O Circo
Lembro como se fosse hoje quando eu morava na casa de meus pais na rua Des. Mota, entre as Avenidas Iguaçú e Getúlio Vargas, quando na Praça Afonso Botelho em frente do Estádio Joaquim Américo do então Clube Atlético Paranaense chegaram gigantescos caminhões jamanta transportando equipamentos para a montagem do “Circo Orlando Orfei” ; e logo depois uma frota de caminhões menores trouxeram jaulas com dezenas de animais e trailers que serviam de dormitório para empregados mais graduados.
Os artistas ficaram instalados em hotel da cidade.

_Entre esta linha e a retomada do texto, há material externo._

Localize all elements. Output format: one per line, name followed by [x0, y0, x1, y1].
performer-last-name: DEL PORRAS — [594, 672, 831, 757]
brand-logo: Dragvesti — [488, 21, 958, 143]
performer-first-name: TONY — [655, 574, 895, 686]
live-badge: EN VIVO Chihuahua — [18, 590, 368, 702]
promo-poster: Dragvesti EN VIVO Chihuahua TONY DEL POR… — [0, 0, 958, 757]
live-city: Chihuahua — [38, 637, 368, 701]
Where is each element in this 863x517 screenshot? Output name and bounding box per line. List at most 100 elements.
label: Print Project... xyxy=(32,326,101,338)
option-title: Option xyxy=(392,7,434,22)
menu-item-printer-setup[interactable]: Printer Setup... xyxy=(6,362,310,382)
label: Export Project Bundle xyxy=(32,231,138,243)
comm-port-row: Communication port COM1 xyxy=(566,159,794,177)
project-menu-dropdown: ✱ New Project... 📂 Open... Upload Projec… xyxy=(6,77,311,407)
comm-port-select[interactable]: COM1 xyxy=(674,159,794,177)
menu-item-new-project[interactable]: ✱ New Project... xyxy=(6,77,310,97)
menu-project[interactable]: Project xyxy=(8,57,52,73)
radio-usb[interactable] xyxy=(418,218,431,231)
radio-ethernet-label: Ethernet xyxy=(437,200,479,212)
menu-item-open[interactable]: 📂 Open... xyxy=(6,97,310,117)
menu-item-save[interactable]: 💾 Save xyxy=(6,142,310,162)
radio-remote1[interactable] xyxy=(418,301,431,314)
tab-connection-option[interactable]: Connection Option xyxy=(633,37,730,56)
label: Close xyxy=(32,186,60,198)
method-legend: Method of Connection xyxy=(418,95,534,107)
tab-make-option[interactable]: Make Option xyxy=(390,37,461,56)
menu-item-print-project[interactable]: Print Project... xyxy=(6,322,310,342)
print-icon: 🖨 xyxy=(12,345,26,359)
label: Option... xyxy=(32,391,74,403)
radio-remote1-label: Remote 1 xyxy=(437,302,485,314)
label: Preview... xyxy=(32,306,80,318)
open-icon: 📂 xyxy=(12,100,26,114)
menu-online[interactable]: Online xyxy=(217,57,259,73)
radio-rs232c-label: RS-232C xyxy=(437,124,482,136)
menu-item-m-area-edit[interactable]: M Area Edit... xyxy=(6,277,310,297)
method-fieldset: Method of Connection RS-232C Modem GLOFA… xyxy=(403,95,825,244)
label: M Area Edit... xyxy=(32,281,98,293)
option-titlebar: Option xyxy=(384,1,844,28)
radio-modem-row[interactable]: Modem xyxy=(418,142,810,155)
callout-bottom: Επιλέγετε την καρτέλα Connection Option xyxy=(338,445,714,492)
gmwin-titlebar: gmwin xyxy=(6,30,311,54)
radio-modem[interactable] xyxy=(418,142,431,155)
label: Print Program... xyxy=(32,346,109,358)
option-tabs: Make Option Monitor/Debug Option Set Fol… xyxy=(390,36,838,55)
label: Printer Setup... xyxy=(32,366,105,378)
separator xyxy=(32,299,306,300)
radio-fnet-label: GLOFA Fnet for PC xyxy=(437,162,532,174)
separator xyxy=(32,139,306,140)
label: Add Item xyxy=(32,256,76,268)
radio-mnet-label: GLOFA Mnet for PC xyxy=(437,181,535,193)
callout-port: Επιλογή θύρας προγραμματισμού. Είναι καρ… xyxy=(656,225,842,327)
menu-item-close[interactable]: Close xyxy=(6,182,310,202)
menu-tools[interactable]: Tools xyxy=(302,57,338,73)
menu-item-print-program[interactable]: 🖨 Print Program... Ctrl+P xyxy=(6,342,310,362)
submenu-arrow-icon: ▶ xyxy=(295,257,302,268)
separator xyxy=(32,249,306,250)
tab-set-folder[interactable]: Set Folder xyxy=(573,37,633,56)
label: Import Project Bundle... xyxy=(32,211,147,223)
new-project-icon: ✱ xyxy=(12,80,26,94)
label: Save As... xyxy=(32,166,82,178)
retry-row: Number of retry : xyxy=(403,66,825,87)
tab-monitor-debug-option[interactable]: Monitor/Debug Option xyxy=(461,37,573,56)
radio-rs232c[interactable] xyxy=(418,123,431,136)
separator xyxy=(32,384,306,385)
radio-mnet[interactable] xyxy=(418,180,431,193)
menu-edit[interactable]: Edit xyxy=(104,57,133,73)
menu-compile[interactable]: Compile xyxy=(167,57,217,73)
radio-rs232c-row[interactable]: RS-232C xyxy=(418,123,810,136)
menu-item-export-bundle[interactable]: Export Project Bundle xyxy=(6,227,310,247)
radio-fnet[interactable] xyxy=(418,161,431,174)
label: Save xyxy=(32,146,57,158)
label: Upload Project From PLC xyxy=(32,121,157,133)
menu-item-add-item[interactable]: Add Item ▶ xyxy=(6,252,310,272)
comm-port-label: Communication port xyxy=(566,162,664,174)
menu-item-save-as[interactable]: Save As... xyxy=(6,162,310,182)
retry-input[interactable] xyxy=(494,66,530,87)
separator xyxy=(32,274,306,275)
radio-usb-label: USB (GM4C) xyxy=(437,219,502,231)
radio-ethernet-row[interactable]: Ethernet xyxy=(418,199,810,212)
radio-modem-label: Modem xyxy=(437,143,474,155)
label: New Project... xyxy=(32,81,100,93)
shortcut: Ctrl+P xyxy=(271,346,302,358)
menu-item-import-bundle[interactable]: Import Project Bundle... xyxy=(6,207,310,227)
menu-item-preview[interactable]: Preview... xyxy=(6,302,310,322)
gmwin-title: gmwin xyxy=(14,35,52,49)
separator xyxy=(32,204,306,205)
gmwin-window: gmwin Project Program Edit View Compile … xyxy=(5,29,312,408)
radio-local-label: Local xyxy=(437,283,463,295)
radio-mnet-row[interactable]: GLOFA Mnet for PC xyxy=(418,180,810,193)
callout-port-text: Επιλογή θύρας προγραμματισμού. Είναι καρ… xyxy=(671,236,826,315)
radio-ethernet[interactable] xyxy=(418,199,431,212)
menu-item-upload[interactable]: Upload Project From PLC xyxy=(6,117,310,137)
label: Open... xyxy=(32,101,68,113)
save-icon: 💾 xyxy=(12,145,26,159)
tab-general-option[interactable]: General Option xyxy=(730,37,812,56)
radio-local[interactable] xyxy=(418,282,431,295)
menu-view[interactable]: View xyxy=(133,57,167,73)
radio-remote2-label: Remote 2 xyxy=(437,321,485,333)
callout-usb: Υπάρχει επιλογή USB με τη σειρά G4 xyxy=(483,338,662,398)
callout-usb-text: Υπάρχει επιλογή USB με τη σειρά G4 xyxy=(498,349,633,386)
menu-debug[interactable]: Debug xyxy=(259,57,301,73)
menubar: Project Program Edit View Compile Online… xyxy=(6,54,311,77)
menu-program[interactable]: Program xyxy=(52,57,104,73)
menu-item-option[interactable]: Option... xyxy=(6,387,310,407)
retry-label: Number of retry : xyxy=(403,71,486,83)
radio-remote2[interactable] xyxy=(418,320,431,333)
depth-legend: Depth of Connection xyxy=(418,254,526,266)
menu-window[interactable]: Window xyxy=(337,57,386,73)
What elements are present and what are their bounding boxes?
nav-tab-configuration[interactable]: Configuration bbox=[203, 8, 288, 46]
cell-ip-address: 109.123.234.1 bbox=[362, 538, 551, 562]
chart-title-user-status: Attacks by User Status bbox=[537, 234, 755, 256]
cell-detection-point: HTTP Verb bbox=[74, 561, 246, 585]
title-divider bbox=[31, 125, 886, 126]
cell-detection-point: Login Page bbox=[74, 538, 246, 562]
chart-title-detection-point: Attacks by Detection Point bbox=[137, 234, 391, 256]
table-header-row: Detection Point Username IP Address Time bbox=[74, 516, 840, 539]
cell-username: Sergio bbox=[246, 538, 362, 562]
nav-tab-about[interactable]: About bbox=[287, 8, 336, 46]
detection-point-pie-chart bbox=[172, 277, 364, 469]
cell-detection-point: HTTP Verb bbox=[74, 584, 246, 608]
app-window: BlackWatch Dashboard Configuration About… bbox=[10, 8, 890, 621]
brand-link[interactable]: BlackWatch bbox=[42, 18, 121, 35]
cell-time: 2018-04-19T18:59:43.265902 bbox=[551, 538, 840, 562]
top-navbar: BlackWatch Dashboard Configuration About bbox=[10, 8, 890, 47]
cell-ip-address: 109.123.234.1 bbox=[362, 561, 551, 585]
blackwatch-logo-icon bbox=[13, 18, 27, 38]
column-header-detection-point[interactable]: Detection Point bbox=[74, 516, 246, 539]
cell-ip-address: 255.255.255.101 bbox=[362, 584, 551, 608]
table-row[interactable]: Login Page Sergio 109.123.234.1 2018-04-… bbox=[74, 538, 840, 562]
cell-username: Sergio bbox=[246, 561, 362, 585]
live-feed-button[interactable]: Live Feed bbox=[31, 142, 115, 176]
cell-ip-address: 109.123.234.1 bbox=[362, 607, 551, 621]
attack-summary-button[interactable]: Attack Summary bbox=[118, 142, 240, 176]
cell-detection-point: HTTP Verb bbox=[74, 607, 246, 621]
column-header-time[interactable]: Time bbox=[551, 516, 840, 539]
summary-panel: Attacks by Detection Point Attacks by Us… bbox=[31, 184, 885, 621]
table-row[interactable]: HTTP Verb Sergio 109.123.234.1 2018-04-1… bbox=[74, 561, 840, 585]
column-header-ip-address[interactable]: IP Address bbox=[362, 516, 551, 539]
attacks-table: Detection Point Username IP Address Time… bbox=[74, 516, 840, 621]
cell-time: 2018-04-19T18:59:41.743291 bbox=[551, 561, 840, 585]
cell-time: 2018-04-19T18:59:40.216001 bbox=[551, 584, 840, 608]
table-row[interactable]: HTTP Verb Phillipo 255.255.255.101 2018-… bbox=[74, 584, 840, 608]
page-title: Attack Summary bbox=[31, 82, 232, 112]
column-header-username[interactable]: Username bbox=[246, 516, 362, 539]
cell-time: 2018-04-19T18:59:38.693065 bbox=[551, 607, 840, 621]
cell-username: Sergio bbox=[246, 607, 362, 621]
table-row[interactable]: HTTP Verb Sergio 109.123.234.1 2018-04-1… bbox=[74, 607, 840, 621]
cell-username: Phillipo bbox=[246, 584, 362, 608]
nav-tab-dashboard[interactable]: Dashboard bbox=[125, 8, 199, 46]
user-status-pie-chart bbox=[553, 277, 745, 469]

A praça que era um campo gramado e aberto serviu para abrigar a totalidade do circo que depois de instalado e montado tornou-se uma atração do bairro.
Assisti do alto do morro porque a praça era mais baixa do que as ruas toda a montagem das lonas que serviam de cobertura e o vai e vem incessante de tratores e operários que trabalhavam para armar o gigantesco circo de três picadeiros.
Vi o Sr. Orlando Orfei coordenando e fiscalizando a montagem sempre atento e corrigindo as imperfeições numa disposição invejável. Era um homem de meia idade, grandalhão e com farta cabeleira de cabelos grisalhos que além de empresário era o domador de tigres e leões e o músico que comandava as famosas “águas dançantes”.
Num arroubo de alegria escrevi numa folha de caderno que guardo até hoje:
“O circo chegou
o bairro animou,
o leão rugiu,
o pequeno assustado
Chorou
então o pai sentiu
lembranças de criança
que o tempo apagou …”
Fui em três sessões diferentes porque sempre gostei de assistir os espetáculos circenses e depois de adulto continuei levando minha mulher e filhos porque nada se iguala com o cheiro do cepilho no chão, as luzes, os trapézios, os animais, o mágico, os equilibristas, os palhaços e o globo da morte. Também assisti “O Circo Garcia”, “Circo Thiany”, “Circo Stankkovich”, “Circo Vostok” e o “Circo de Soleil” entre outros mais modestos e com menos requinte que vieram à Curitiba.
Só não assisti o “Circo Queirolo” quando estava no auge, mas dele fiquei sabendo por intermédio de meu saudoso pai que me contou que ele foi armado na Praça Carlos Gomes e ocupou toda a sua extensão, com apresentações espetaculares, animais selvagens e com artistas vestidos com trajes impecáveis.
A principal atração era o famoso palhaço Chic-Chic com sua impagável cadela de pano chamada Violeta e sempre acompanhado de seu fiel amigo Espingarda, que arrancavam gargalhadas da platéia. E no trapézio se apresentavam os “Cinco Diabos Brancos” todos da família Queirolo que faziam o famoso “salto triplo” que era o ponto alto do espetáculo.
Com o surgimento do cinema e a expansão do teatro o circo foi perdendo seu público e minguando de tamanho. Para sobreviver tiveram de viajar mais em busca de novos públicos quando então, no Brasil, adveio a proibição de exibirem animais que eram temidos e amados ao mesmo tempo pelas crianças e os adultos. Assisti o “Circo Queirolo” quando funcionava em bairros da cidade, com lonas em frangalhos e apresentações de espetáculos teatralizados até deixar de existir.
O circo é uma arte popular que está em extinção e que sofreu com a pandemia da COVID pela proibição de quase dois longos anos sem poder dar espetáculos.
E assim, aos poucos, o “maior espetáculo da terra” - o circo - acabará vivendo apenas na memória de alguns poucos, sem que as crianças de hoje tenham a oportunidade de conhecer o palhaço (que é ladrão de mulher), de ver de perto o elefante sendo montado por uma bela jovem, o tigre obediente ao seu domador, o contorcionista se transformando em sapo e nem o trapezista fazendo piruetas até cair na rede de segurança e depois descer dela para receber os aplausos.
A modernidade roubou o circo tradicional porque os brinquedos eletrônicos fizeram as crianças esquecer de rir, brincar e conhecer o lado mais inocente da vida …
“A vida são momentos em que as pessoas devem aproveitar para não se arrepender. Pois os momentos são únicos e não voltam mais. Lembranças são momentos que guardamos dentro de nós.”